Racheté en mai 2021 par une entreprise privée, Muse Group, Audacity vient de modifier sa politique de protection des données. L’outil d’enregistrement et d’édition audio développé en open source s’éloigne ainsi de certaines valeurs du mouvement du logiciel libre, comme la protection de la vie privée. Du moins, la communauté du logiciel libre s’alarme face à cette nouvelle politique de confidentialité. Certains évoquent même une potentielle transformation d’Audacity en logiciel espion. Ainsi, 01net titre : « Comment Audacity, logiciel audio open source réputé, est devenu un possible spyware ».

La protection des données est particulièrement pointée du doigt. Dans la dernière mise à jour datée du 2 juillet, Muse Group déclare récolter des informations personnelles comme l’adresse IP ainsi que des données « nécessaires à l’application de la loi, aux litiges et aux demandes des autorités ». Selon une étude menée en 2013 par le Commissariat à la protection de la vie privée du Canada, une adresse IP peut permettre d’identifier un nom, un numéro de téléphone, une adresse, la géolocalisation du terminal, mais aussi, dans certains cas, les tendances politiques, l’orientation sexuelle ou religieuse, etc.

La politique de confidentialité indique que ces données pourront être partagées avec les autorités, ce qui se fait aux États-Unis, mais aussi avec de « potentiels acheteurs », ce qui est moins commun. Bien que les données soient stockées sur le territoire européen, elles peuvent être « occasionnellement partagées […] avec son bureau principal en Russie [de Muse Group] ou son conseil externe aux États-Unis ». Par ailleurs, le logiciel est désormais interdit aux moins de 13 ans. Ce point va dans le sens d’une application particulièrement minutieuse du Règlement Général sur la Protection des Données (RGPD) qui encadre les données des mineurs de manière stricte.

« Vu le volume de données acquises auprès des clients, il n’est pas étonnant que la dernière mise à jour soit assimilée à un logiciel espion »

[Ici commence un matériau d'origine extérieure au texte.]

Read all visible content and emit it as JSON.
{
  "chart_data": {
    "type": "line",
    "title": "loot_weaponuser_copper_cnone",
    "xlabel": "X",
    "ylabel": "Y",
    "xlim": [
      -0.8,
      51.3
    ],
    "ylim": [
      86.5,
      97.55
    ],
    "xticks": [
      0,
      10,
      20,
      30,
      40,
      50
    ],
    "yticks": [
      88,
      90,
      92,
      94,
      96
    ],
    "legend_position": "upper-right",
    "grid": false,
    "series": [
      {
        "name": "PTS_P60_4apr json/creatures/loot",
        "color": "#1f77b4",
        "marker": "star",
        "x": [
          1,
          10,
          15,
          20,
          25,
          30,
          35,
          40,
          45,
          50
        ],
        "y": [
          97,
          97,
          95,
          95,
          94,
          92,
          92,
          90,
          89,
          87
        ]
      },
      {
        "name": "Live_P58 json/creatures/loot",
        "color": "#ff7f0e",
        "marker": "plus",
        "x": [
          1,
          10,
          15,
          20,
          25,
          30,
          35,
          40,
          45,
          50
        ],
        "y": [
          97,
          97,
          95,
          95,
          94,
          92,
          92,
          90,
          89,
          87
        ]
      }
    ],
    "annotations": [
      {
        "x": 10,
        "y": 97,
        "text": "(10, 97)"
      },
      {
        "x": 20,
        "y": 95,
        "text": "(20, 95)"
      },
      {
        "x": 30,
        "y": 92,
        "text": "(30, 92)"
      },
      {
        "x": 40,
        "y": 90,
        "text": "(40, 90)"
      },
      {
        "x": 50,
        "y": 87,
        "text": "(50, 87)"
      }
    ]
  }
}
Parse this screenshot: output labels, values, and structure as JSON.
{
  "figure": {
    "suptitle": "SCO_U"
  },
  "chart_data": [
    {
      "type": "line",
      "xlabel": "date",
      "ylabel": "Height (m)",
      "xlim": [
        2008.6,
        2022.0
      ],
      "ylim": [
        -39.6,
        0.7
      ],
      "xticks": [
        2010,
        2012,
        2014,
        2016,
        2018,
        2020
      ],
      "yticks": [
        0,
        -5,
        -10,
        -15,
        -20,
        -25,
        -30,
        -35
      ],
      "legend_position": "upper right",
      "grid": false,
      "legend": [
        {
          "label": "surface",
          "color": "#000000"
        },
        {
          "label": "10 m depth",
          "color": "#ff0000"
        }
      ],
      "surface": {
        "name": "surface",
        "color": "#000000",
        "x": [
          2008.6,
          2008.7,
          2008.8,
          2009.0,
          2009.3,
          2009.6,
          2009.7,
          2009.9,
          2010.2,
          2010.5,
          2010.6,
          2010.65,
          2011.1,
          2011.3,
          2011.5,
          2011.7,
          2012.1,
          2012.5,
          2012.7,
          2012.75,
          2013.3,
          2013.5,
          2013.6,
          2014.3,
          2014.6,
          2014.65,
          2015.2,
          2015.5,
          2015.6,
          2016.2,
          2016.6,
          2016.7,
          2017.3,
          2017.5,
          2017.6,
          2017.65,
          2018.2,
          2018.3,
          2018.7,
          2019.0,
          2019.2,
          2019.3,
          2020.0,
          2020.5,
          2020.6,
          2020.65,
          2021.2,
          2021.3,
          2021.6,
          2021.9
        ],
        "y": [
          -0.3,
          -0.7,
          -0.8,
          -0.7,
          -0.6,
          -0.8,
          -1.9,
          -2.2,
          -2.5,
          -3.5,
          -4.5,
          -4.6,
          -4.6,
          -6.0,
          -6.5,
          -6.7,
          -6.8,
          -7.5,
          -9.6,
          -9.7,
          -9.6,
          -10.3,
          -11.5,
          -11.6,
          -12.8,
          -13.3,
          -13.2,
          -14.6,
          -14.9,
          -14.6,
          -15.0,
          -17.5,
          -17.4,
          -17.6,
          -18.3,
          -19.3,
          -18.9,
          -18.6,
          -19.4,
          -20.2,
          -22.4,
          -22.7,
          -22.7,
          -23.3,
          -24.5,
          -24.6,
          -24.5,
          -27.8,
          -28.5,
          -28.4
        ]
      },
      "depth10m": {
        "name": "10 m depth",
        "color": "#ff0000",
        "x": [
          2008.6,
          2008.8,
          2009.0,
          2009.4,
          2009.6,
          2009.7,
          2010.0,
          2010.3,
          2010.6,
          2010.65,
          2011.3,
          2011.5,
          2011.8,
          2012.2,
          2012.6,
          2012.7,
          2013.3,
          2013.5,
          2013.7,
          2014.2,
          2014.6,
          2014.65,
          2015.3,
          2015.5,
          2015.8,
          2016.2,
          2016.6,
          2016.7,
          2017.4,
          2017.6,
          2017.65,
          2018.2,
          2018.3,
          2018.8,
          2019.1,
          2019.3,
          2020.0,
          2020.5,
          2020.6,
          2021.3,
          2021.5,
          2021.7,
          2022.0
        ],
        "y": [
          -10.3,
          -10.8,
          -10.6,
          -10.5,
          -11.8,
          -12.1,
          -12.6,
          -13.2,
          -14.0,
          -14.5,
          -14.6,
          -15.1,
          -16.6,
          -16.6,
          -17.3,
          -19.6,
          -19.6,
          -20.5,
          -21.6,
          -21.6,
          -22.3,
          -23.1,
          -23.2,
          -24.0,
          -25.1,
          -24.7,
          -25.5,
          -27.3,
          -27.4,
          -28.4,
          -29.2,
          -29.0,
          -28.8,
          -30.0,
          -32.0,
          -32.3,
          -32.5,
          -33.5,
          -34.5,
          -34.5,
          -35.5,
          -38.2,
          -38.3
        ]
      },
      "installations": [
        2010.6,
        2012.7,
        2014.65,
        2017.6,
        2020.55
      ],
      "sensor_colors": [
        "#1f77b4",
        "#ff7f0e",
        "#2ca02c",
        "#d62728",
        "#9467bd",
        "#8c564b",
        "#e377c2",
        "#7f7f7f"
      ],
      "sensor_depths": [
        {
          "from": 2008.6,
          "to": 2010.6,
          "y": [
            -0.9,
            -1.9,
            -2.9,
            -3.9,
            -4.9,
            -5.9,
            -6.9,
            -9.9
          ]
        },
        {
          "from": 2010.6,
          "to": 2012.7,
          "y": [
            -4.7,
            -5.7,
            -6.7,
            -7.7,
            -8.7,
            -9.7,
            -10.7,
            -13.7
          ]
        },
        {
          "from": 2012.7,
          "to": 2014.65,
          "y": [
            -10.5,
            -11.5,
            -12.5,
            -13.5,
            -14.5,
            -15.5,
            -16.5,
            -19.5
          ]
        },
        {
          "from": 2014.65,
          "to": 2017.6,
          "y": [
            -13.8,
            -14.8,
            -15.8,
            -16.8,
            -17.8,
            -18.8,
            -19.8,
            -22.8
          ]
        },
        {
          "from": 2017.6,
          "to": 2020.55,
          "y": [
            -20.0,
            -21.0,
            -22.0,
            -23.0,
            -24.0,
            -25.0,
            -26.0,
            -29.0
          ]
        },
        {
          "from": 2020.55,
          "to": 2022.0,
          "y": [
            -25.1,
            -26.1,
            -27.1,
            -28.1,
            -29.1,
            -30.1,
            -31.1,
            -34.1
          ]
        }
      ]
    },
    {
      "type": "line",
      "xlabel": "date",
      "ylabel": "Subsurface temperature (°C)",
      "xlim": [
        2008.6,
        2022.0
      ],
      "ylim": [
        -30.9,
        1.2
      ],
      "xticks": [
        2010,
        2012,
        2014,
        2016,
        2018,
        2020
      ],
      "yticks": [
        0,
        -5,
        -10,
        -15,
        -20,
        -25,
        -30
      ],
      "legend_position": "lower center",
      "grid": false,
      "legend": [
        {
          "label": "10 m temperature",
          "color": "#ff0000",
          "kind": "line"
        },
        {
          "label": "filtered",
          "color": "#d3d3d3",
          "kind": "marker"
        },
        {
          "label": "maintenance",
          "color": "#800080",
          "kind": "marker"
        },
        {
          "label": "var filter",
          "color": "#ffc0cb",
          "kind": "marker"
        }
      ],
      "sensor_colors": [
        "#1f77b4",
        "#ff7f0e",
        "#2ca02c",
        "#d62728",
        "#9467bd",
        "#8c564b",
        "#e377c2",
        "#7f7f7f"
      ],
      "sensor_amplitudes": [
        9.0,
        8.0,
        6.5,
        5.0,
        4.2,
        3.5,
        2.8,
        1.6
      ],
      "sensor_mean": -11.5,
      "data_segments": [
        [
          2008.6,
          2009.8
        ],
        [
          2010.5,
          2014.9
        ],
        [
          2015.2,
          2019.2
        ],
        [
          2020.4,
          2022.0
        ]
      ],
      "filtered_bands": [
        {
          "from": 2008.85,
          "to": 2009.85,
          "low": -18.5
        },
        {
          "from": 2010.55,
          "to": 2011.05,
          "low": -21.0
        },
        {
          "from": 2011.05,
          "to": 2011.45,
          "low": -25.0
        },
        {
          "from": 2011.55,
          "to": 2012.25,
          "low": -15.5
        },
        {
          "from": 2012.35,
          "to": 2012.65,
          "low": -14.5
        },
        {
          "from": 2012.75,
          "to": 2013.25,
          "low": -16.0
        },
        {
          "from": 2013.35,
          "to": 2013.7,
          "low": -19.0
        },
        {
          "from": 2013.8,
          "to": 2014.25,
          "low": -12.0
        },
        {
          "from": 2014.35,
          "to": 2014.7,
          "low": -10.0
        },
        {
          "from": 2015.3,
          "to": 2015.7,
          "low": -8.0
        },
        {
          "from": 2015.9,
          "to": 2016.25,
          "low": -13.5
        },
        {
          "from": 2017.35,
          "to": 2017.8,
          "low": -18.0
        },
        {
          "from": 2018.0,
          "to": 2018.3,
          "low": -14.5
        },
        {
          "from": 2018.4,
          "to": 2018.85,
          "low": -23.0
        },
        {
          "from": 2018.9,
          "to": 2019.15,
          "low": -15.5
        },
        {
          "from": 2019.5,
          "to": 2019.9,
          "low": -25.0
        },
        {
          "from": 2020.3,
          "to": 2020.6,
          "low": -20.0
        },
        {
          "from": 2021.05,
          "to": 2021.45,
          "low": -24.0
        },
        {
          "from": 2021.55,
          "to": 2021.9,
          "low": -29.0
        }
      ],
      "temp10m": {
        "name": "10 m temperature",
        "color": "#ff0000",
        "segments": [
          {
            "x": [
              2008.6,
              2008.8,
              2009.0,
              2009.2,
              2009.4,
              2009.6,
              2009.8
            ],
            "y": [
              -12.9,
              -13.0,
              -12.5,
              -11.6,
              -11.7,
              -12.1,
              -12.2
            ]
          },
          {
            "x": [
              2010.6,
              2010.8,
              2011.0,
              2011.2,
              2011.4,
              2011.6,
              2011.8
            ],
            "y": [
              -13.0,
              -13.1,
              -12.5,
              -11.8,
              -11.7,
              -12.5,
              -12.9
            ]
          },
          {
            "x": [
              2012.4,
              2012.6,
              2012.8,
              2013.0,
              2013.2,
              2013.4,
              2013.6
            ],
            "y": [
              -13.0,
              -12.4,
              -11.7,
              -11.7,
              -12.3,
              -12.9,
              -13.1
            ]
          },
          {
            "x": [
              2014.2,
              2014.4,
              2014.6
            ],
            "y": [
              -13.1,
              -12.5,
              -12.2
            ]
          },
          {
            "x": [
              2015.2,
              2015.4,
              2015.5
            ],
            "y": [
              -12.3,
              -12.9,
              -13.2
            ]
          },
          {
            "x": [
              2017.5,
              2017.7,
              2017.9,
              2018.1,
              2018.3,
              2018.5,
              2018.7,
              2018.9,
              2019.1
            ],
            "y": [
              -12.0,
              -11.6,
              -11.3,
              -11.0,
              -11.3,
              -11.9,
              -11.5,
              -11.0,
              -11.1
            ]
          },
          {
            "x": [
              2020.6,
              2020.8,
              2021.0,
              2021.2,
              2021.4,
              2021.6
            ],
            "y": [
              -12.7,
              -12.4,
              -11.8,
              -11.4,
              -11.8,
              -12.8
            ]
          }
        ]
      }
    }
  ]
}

Numerama relève que la nouvelle politique d’Audacity n’est pas si éloignée de ce qui se fait parmi les logiciels du même type, notamment celle de la suite Adobe. S’inscrivant à l’origine dans la dynamique du logiciel libre, notamment par sa souscription à la licence publique générale du système d’exploitation libre GNU, la controverse n’est pas sans fondement. En effet, Audacity fournissait auparavant de solides protections sur la vie privée. Une pratique assez opposée à celle de transmettre des données à de « potentiels acheteurs ».

Suivre les pas de géants type Adobe plutôt que ceux de GNU est un changement majeur et un retour en arrière pour la communauté du logiciel libre. Mais cela peut également être signe d’un nouveau départ comme en témoigne le développement en open source d’un logiciel équivalent Audacity. Ce schéma de duplication a déjà été observé lors de l’acquisition d’OpenOffice par Oracle.

« Vu le volume de données acquises auprès des clients, il n’est pas étonnant que la dernière mise à jour soit assimilée à un logiciel espion. La vente récente du logiciel souligne à quel point les données des clients sont de plus en plus importantes pour les propriétaires de logiciels. Elle reflète le véritable modèle économique de nombreuses entreprises. Lorsqu’elles partagent, analysent et profitent de la collecte de données personnelles, les entreprises parient qu’elles ne perdront qu’un petit nombre de comptes appartenant à des utilisateurs soucieux de leur vie privée. Plus les gens se rendront compte de l’importance de limiter le partage de leurs informations sensibles, plus les entreprises seront contraintes d’y réfléchir à deux fois avant de prendre ces données », a expliqué à The Independent Jake Moore, spécialiste en cybersécurité pour l’entreprise ESET.